Lipofuscin is the name given to finely granular yellow-brown pigment granules composed of lipid-containing residues of lysosomal digestion. It is considered to be one of the aging or "wear-and-tear" pigments, found in the liver, kidney, heart muscle, retina, adrenals, nerve cells, and ganglion cells. It is specifically arranged around the nucleus, and is a type of lipochrome.
It appears to be the product of the oxidation of unsaturated fatty acids and may be symptomatic of membrane damage, or damage to and lysosomes. Aside from a large lipid content, lipofuscin is known to contain sugars and metals, including mercury, aluminum, iron, copper and zinc.

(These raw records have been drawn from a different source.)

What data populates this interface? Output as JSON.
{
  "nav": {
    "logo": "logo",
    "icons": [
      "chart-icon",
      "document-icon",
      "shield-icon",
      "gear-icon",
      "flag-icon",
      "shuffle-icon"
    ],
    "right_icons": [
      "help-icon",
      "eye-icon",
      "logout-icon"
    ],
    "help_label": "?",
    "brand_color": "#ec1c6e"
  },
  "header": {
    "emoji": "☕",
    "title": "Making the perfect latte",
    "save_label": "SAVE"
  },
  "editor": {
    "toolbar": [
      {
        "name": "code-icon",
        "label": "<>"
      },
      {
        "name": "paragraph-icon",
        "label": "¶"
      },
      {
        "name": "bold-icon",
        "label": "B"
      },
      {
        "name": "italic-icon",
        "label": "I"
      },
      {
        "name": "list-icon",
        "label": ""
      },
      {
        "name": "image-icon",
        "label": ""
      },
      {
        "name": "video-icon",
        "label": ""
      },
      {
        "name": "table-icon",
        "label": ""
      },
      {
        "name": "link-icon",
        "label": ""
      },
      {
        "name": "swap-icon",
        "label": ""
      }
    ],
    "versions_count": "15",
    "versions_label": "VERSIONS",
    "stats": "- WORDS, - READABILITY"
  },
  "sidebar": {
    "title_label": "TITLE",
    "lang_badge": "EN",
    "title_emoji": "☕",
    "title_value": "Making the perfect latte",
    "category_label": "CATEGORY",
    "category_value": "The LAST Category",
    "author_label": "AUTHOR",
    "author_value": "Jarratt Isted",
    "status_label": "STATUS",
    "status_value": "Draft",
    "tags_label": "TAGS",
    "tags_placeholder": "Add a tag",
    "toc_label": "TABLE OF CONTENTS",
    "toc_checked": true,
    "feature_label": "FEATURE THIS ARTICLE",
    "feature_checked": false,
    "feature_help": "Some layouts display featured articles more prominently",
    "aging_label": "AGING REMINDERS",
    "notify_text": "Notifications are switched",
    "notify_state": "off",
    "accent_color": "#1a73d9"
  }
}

The accumulation of lipofuscin-like material may be the result of an imbalance between formation and disposal mechanisms: Such accumulation can be induced in rats by administering a protease inhibitor (leupeptin); after a period of three months, the levels of the lipofuscin-like material return to normal, indicating the action of a significant disposal mechanism. However, this result is controversial, as it is questionable if the leupeptin-induced material is true lipofuscin. There exists evidence that "true lipofuscin" is not degradable in vitro; whether this holds in vivo over longer time periods is not clear.
Lipofuscin accumulation is a major risk factor implicated in macular degeneration, a degenerative disease of the eye, as well as Stargardt disease, an inherited juvenile form of macular degeneration.